Com diversas críticas à letalidade das forças de segurança do estado, os ministros decidiram que helicópteros só poderão ser usados em casos de "estrita necessidade", além de restringir operações próximas a escolas a situações de "absoluta excepcionalidade".

A corte também obrigou as polícias a documentar provas periciais de investigações e determinou que a apuração contra policiais deverão ser conduzidas pelo Ministério Público.

A decisão ocorre em uma ação apresentada pelo PSB contra a política de segurança do governador Wilson Witzel (PSC). O chefe do Executivo fluminense sempre afirmou que aposta no endurecimento da atuação policial para coibir a criminalidade.

Logo depois de eleito, chegou a apontar o uso de helicópteros como uma das principais ferramentas contra organizações criminosas. "O correto é matar o bandido que está de fuzil. A polícia vai fazer o correto: vai mirar na cabecinha e... fogo! Para não ter erro", disse.

Os ministros Edson Fachin, relator, Alexandre de Moraes, Marco Aurélio, Cármen Lúcia, Rosa Weber, Ricardo Lewandowski, Gilmar Mendes e Dias Toffoli votaram para impor restrições às polícias. Nenhum, até o momento, divergiu.
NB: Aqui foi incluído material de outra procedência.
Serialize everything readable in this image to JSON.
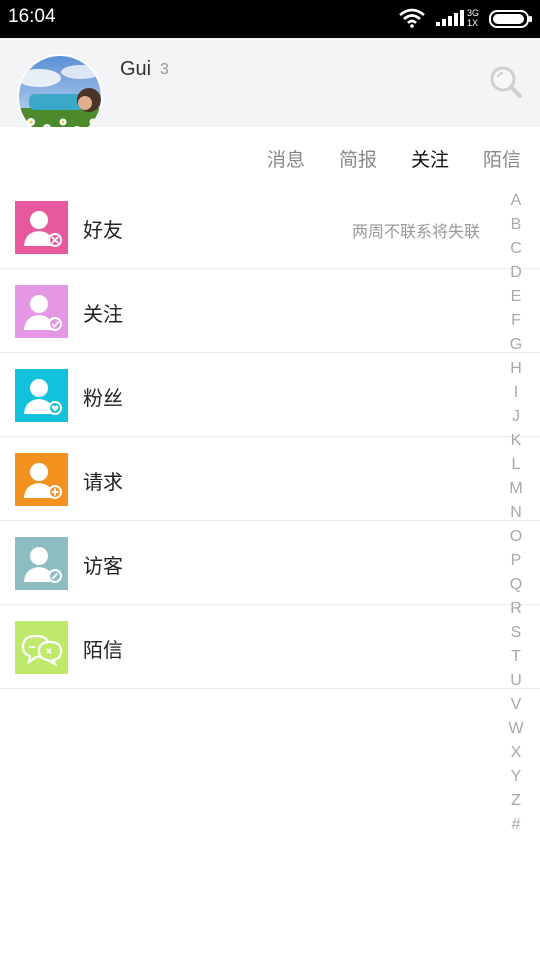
{
  "status_bar": {
    "time": "16:04",
    "network_top": "3G",
    "network_bottom": "1X",
    "icons": [
      "wifi-icon",
      "signal-icon",
      "battery-icon"
    ]
  },
  "profile": {
    "name": "Gui",
    "count": "3",
    "search_icon": "search-icon"
  },
  "tabs": [
    {
      "label": "消息",
      "active": false
    },
    {
      "label": "简报",
      "active": false
    },
    {
      "label": "关注",
      "active": true
    },
    {
      "label": "陌信",
      "active": false
    }
  ],
  "list": [
    {
      "label": "好友",
      "hint": "两周不联系将失联",
      "icon": "friend-icon",
      "color": "#e8589f"
    },
    {
      "label": "关注",
      "hint": "",
      "icon": "follow-icon",
      "color": "#e497e4"
    },
    {
      "label": "粉丝",
      "hint": "",
      "icon": "fans-icon",
      "color": "#13c1dd"
    },
    {
      "label": "请求",
      "hint": "",
      "icon": "request-icon",
      "color": "#f49220"
    },
    {
      "label": "访客",
      "hint": "",
      "icon": "visitor-icon",
      "color": "#8dbcc2"
    },
    {
      "label": "陌信",
      "hint": "",
      "icon": "message-icon",
      "color": "#bfe96a"
    }
  ],
  "alphabet": [
    "A",
    "B",
    "C",
    "D",
    "E",
    "F",
    "G",
    "H",
    "I",
    "J",
    "K",
    "L",
    "M",
    "N",
    "O",
    "P",
    "Q",
    "R",
    "S",
    "T",
    "U",
    "V",
    "W",
    "X",
    "Y",
    "Z",
    "#"
  ]
}
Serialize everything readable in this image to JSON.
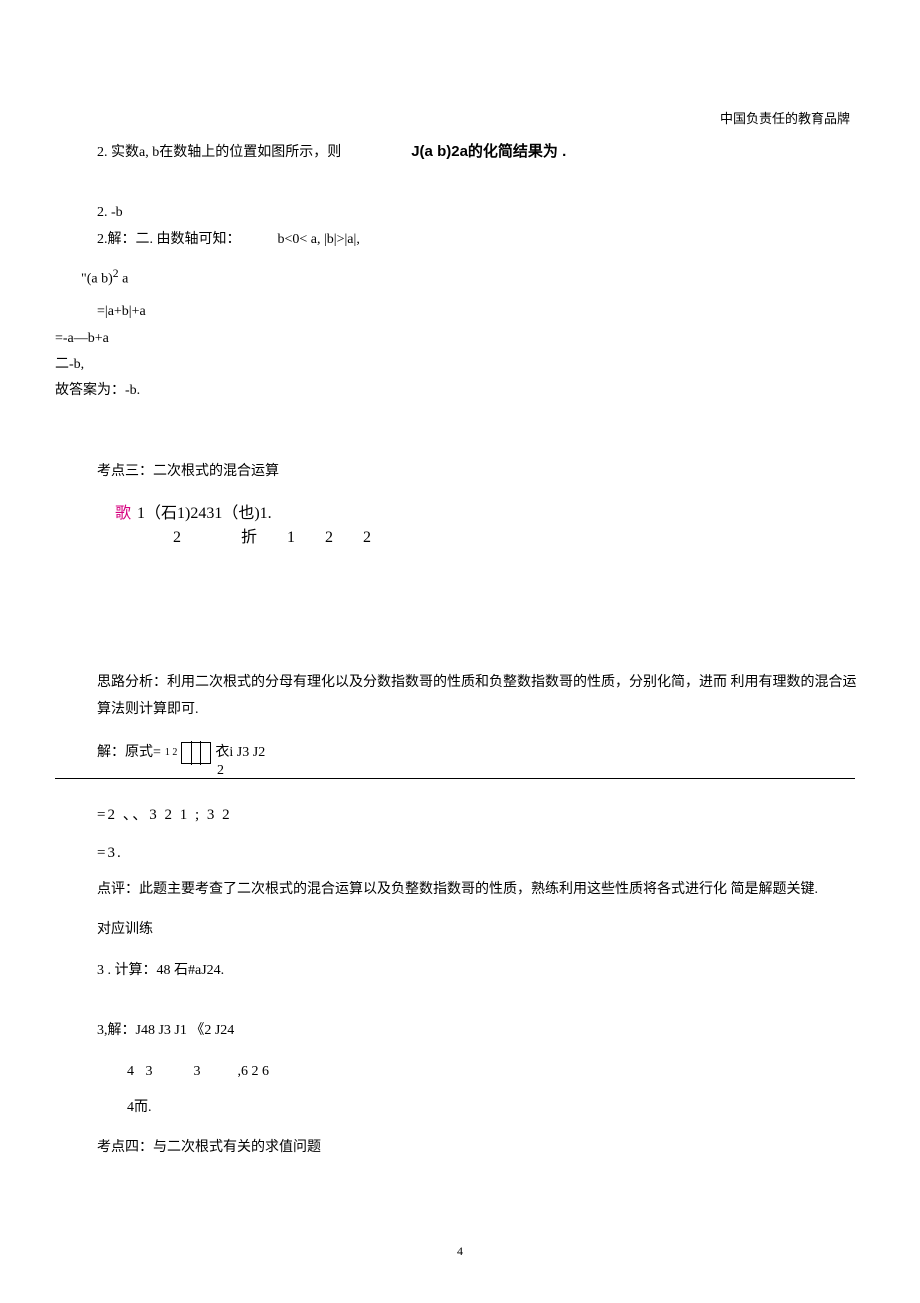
{
  "brand": "中国负责任的教育品牌",
  "q2": {
    "prompt_left": "2. 实数a, b在数轴上的位置如图所示，则",
    "expr": "J(a b)",
    "sup": "2",
    "tail": " a的化简结果为  .",
    "ans_short": "2. -b",
    "sol_open": "2.解：二. 由数轴可知：",
    "sol_cond": "b<0< a, |b|>|a|,",
    "step_sqrt": "\"(a b)",
    "step_sqrt_sup": "2",
    "step_sqrt_tail": " a",
    "step_abs": "=|a+b|+a",
    "step_expand": "=-a—b+a",
    "step_result": "二-b,",
    "final": "故答案为：-b."
  },
  "topic3": {
    "title": "考点三：二次根式的混合运算",
    "ex_row1_pink": "歌",
    "ex_row1_rest": "1（石1)2431（也)1.",
    "ex_row2_a": "2",
    "ex_row2_fold": "折",
    "ex_row2_b": "1",
    "ex_row2_c": "2",
    "ex_row2_d": "2",
    "analysis": "思路分析：利用二次根式的分母有理化以及分数指数哥的性质和负整数指数哥的性质，分别化简，进而 利用有理数的混合运算法则计算即可.",
    "sol_label": "解：原式=",
    "sol_tail": "衣i J3 J2",
    "sol_under": "2",
    "calc1": "=2 、、3     2 1 ;   3        2",
    "calc2": "=3.",
    "comment": "点评：此题主要考查了二次根式的混合运算以及负整数指数哥的性质，熟练利用这些性质将各式进行化 简是解题关键.",
    "train_label": "对应训练",
    "train_q": "3 . 计算：48 石#aJ24.",
    "train_sol_open": "3,解：J48 J3 J1 《2 J24",
    "train_step1_a": "4 3",
    "train_step1_b": "3",
    "train_step1_c": ",6 2 6",
    "train_step2": "4而."
  },
  "topic4": {
    "title": "考点四：与二次根式有关的求值问题"
  },
  "page_number": "4"
}
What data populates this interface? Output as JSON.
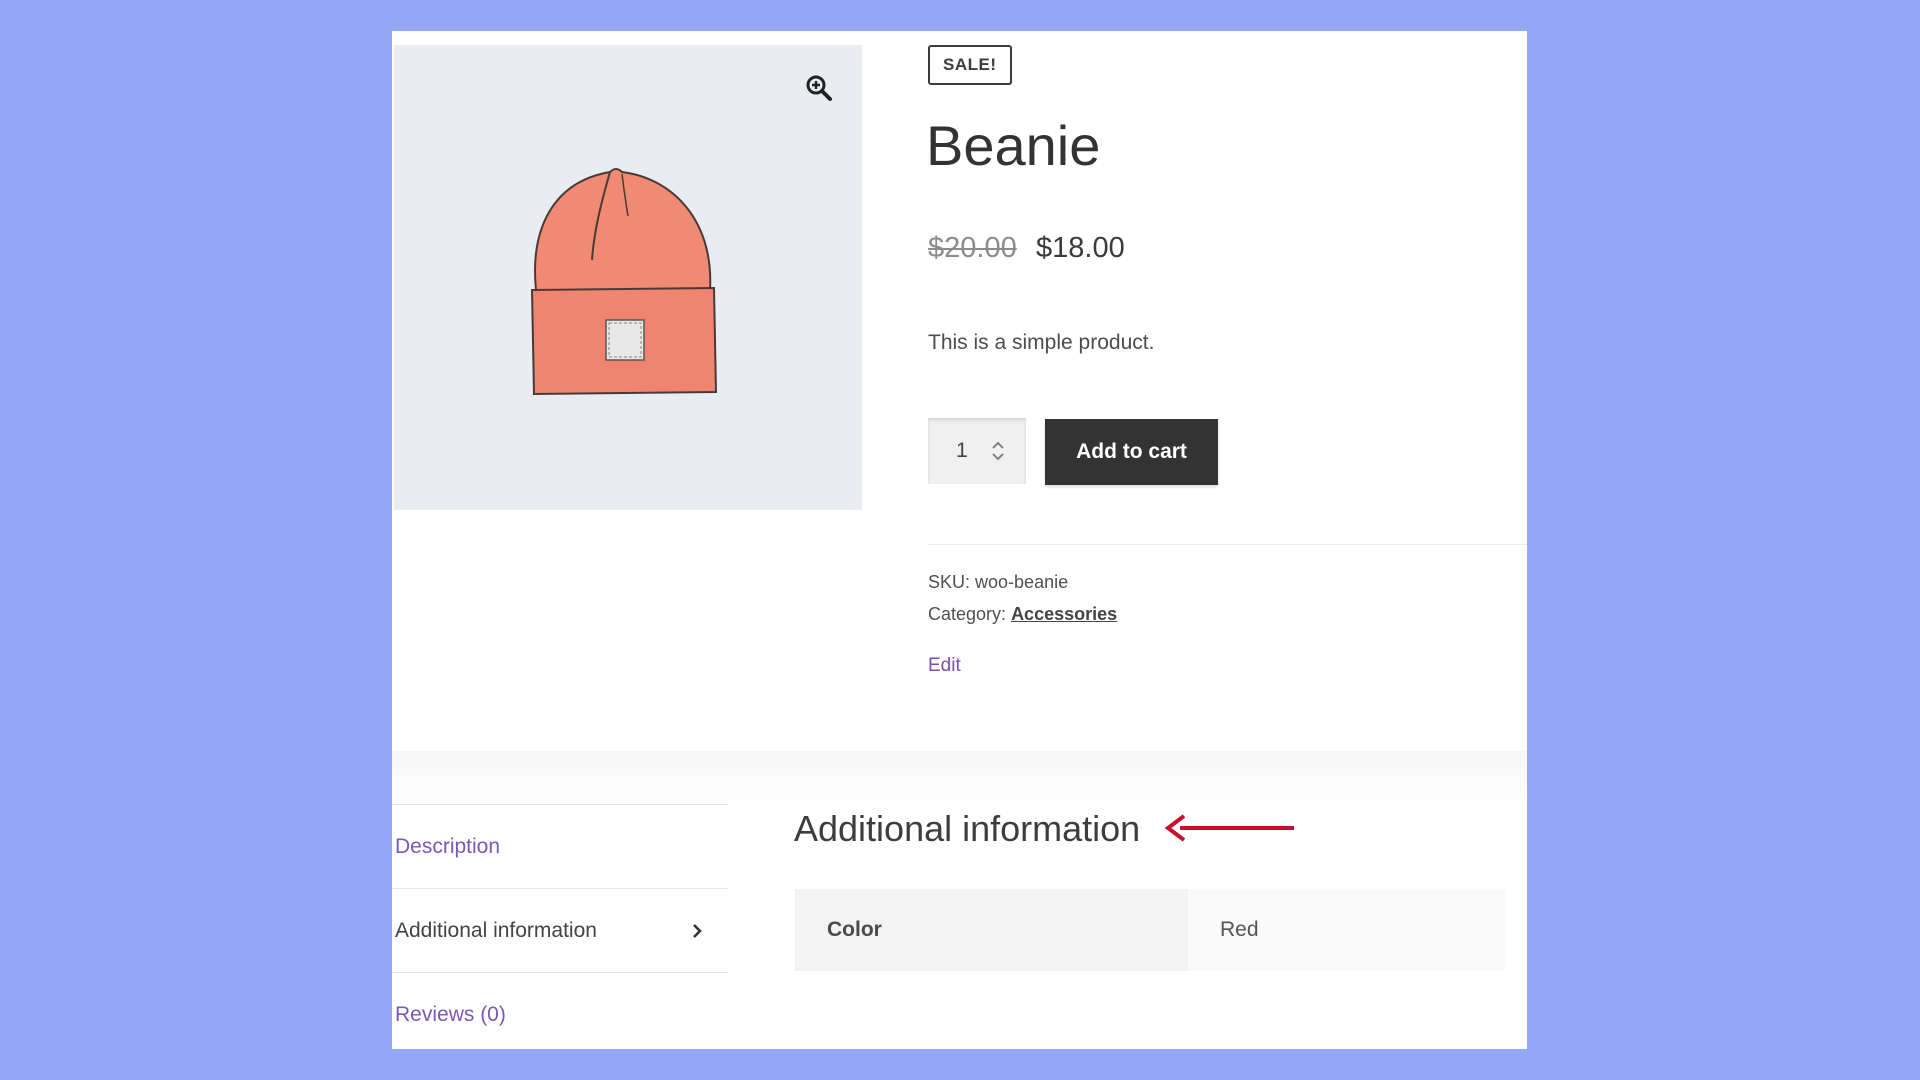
{
  "product": {
    "sale_badge": "SALE!",
    "title": "Beanie",
    "price_regular": "$20.00",
    "price_sale": "$18.00",
    "short_description": "This is a simple product.",
    "quantity": "1",
    "add_to_cart_label": "Add to cart",
    "sku_label": "SKU:",
    "sku_value": "woo-beanie",
    "category_label": "Category:",
    "category_value": "Accessories",
    "edit_label": "Edit",
    "image_icon": "zoom-in-icon"
  },
  "tabs": [
    {
      "label": "Description",
      "active": false
    },
    {
      "label": "Additional information",
      "active": true,
      "icon": "chevron-right-icon"
    },
    {
      "label": "Reviews (0)",
      "active": false
    }
  ],
  "additional_info": {
    "heading": "Additional information",
    "attributes": [
      {
        "name": "Color",
        "value": "Red"
      }
    ]
  },
  "colors": {
    "background": "#95a8f8",
    "button": "#333333",
    "link_purple": "#7b57b8",
    "annotation_arrow": "#c8102e",
    "beanie": "#f08a74"
  }
}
O julgamento ocorreu no plenário virtual e os magistrados tinham até o fim do dia de ontem para depoistarem seus votos no sistema.

Lewandowski, Gilmar e Toffoli foram ainda mais longe em relação ao relator e também defenderam que o Supremo obrigue o governo a apresentar, em 90 dias, um plano para viabilizar a redução da letalidade policial.

Além disso, Gilmar ainda votou para proibir Wizel a "proferir manifestações que incitem a prática de crime ou façam apologia de fato criminoso", sob pena de responsabilização civil, administrativa e criminal.

A decisão ocorre na mesma ação em que o Supremo já havia proibido operações policiais nas comunidades do RJ durante a pandemia.

Desta vez, os ministros analisaram o processo de maneira mais ampla e determinaram uma série de novas regras a serem seguidas pelas forças de segurança do Rio.

Pelas regras definidas pelo Supremo, sempre que houver suspeita de envolvimento de agentes de segurança na prática de crimes, a investigação será atribuída ao Ministério Público.

Por meio de nota, a Secretaria de Estado de Polícia Militar afirma que a Corporação "mantém o seu compromisso de seguir atuando dentro de seus princípios institucionais e de acordo com o previsto na Constituição". Já a Secretaria de Estado de Polícia Civil informou que "continuará mantendo seu compromisso institucional com a sociedade e cumprirá integralmente o que foi determinado pelo STF".